The experiment almost didn’t happen. Faller’s experiment didn’t get moved up the priority list until a year or so before the launch. Mission leads began to worry about the amount of time astronauts needed to spend on the surface setting up different possible experiments. The LRR fit the bill. A hundred or so small corner cubes fit in an array the size of a briefcase. All the astronauts had to do was make sure it was level and pointed toward Earth.
As televisions broadcast the landing, Faller waited for the astronauts to report their exact position so he could start lunar ranging. But as the first men on the moon, Armstrong and Aldrin weren’t exactly sure where they were either, at least not within 10 miles. So Faller and his students began hunting and pecking with their laser trying to hit their target on the moon.
“Looking for this thing, which about this big [about the size of a briefcase] within a 10 mile-square on the moon, which is pretty far away, was not a trivial exercise,” Faller said. His former advisor, Dicke, came to the observatory to watch Faller’s ranging experiment play out, and was there when the signal finally bounced back to Earth.
The accuracy of lunar ranging has significantly improved since the first measurements in 1969. Scientists are now able to measure the distance to the moon down to the millimeter – on average 247,692 miles. More importantly, scientists could now accurately measure how that distance changes over time. We learned that the moon is pulling away from Earth at a rate of about 1.5 inches (about 38 millimeters) per year. Judging how its precise distance changes over time also tells us that the moon likely has a liquid core.

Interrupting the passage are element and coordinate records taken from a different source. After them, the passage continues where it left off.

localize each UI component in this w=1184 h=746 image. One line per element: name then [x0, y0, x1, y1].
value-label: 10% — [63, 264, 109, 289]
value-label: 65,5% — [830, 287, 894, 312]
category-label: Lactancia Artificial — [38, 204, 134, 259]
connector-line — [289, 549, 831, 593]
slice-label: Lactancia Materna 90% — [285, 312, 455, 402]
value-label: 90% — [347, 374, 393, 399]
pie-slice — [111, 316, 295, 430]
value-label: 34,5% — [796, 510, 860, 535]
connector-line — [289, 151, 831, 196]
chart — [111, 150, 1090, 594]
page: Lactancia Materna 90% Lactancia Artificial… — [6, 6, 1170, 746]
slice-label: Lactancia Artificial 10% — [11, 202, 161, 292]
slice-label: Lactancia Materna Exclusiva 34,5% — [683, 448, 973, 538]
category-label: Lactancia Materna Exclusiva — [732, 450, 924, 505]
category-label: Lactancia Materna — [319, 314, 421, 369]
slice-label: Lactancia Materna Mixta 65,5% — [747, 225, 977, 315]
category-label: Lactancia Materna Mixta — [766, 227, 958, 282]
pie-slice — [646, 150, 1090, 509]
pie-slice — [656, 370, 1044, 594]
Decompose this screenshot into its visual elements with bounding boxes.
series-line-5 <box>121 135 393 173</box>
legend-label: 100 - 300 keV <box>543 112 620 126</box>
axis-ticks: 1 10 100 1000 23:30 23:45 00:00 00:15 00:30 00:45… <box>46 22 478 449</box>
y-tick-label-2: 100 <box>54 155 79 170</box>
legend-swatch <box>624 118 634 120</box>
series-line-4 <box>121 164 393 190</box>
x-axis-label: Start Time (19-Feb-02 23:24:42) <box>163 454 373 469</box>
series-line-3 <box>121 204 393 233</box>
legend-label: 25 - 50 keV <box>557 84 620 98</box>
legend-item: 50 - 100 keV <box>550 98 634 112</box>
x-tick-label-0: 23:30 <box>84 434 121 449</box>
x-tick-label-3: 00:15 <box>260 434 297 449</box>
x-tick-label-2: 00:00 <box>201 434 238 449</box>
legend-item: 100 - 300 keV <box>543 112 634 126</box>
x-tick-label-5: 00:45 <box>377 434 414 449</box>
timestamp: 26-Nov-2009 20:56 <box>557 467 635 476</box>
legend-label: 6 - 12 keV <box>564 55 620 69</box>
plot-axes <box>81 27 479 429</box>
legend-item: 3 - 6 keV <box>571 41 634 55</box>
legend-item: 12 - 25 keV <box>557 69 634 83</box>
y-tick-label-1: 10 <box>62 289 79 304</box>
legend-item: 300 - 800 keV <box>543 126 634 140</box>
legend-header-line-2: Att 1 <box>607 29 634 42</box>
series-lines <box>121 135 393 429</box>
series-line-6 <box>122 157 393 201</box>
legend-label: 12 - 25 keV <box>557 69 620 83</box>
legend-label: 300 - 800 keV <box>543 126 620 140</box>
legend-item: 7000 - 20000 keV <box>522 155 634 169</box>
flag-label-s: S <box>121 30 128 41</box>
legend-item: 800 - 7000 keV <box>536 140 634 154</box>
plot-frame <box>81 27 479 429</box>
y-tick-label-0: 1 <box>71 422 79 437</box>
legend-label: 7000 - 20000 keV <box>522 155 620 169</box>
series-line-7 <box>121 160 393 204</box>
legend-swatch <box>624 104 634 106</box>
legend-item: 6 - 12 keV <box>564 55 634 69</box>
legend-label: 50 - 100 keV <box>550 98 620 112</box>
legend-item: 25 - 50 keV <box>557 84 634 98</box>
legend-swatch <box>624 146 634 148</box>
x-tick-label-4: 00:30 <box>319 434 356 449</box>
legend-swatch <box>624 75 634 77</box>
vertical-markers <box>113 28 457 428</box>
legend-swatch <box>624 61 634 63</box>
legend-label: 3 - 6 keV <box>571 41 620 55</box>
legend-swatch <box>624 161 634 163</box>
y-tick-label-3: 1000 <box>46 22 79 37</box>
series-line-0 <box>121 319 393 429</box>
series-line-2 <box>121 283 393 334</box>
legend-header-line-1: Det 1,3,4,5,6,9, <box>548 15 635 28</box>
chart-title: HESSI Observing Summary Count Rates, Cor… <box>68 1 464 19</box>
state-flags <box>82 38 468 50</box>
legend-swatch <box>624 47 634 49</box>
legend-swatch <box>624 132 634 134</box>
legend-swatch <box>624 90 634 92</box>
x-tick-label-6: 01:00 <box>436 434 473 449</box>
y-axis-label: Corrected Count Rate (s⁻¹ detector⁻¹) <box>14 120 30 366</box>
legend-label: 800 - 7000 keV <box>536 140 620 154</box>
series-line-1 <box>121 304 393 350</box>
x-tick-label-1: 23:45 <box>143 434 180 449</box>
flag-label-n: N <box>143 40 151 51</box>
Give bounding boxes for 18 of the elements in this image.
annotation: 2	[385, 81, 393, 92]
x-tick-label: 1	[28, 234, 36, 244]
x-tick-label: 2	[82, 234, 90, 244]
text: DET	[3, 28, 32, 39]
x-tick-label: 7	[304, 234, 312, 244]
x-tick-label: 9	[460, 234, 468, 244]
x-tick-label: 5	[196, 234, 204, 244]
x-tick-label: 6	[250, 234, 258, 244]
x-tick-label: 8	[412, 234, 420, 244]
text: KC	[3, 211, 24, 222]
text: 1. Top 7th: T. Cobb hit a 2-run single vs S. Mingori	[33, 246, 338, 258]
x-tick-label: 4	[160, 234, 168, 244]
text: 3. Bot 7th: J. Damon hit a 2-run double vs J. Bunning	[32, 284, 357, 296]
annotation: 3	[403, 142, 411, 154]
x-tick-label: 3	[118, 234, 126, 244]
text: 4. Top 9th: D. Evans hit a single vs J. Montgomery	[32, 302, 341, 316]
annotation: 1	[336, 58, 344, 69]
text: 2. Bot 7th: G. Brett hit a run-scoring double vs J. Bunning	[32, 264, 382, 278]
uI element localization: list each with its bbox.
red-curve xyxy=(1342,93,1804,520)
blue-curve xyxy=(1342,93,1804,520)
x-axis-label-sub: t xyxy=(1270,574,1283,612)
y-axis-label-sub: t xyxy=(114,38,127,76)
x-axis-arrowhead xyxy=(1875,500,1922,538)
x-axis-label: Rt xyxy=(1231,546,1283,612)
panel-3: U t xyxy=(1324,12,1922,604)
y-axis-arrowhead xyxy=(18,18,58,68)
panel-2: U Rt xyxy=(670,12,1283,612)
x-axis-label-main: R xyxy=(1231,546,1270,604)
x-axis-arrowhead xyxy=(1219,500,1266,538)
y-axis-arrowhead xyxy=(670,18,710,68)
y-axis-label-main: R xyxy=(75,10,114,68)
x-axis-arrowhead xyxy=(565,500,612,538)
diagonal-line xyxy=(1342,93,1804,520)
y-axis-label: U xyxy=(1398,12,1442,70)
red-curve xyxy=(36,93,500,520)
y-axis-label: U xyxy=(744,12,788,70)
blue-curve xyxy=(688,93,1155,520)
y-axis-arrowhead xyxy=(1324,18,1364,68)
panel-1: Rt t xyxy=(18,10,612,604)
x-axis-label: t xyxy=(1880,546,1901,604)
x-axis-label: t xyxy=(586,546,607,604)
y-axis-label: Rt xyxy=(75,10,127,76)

Those changes also tell us how gravity affects objects in orbit, and how gravity affects time. These observations confirmed part of Einstein’s theory of general relativity: massive objects distort space-time, which is felt as gravity.
That information is not just for theoretical astrophysics. It has practical applications to modern space exploration. GPS satellites orbiting Earth have to adjust for the slight change in time based on their distance from the center of Earth’s gravity. Without that knowledge, they would give you the wrong position, causing a position error that would increase by about 10 kilometers every day.
While other retroreflectors have since been placed on the moon, the LRR from Apollo 11 is still in use today. Every so often, Faller looks up at the moon from his home in Boulder and thinks about his experiment up there. Getting it there took more just science, he reflected.
“Bob Dicke used to say that he felt he gave us some luck. Science also contains the need for luck, Faller said. “The Apollo program at the point needed some luck. And both our work and the Apollo program were lucky.”